Acid Rain

Acid Rain occurs when fossil fuels are burned, releasing sulphur dioxide and nitrogen oxide into the air. These toxins can be released from ore smelters, coal and oil-fired burners, even through the exhaust emitted by motor vehicles. When these gases combine with water in the atmosphere, nitric and sulphuric acids form, and are carried by winds returning to earth as fog, sleet, snow or rain. This is especially dangerous in areas that receive large amounts of rain throughout the year.

Acid rain is devastating to fish and aquatic habitats as it upsets the delicate PH balance in the water, damaging and even destroying complete watersheds essential for supporting the livelihood of many birds and animals. Nova Scotia has seen a 75 % decrease in Atlantic salmon runs to the Atlantic coast due to damaged habitat. As many as 14 rivers have had their salmon runs completely destroyed, and a decline as drastic as 90 % of the salmon population has been experienced in 20 other rivers.

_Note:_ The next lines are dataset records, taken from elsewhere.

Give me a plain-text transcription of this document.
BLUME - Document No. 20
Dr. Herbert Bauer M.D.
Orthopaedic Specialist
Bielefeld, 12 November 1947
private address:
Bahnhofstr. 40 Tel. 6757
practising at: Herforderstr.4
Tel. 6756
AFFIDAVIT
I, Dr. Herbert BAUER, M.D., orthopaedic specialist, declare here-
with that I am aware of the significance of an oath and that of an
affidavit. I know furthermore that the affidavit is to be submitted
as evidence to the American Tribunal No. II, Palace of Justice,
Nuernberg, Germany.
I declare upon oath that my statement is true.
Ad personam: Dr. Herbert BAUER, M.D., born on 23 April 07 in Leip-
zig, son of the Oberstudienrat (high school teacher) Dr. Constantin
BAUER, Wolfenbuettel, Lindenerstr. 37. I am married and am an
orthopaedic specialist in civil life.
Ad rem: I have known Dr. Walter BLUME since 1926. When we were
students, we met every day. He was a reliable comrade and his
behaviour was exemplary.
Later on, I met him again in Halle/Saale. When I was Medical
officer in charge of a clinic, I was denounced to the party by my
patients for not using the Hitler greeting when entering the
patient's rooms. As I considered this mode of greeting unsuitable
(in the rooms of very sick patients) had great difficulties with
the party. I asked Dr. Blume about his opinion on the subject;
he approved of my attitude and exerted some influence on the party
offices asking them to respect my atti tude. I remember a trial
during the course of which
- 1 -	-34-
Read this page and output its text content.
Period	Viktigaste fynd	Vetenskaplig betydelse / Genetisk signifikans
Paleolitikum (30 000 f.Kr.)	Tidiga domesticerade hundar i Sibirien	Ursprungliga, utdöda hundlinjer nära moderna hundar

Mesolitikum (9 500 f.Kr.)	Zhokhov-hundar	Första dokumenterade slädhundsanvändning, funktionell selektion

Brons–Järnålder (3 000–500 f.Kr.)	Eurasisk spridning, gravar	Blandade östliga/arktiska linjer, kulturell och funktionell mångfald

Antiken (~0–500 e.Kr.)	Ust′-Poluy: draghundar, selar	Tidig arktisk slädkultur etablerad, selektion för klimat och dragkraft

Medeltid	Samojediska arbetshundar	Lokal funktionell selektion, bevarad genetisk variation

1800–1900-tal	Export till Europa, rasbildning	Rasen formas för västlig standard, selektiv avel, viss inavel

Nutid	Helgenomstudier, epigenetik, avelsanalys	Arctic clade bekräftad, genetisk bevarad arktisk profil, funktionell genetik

Acid rain is also known to leech heavy metals from soil and rock, allowing plants and animals to absorb them. Metals such as aluminium suffocates aquatic life in rivers and ponds, whereas leached heavy metals such as cadmium and mercury are stored in the body of an organism, building up to toxicity, or eventually passed up the food chain and consumed by humans.

Acid rain is debilitating to the health of all living things and can corrode paints, stone, metals, concrete, damaging man-made structures rendering them unsafe and seriously de-valued.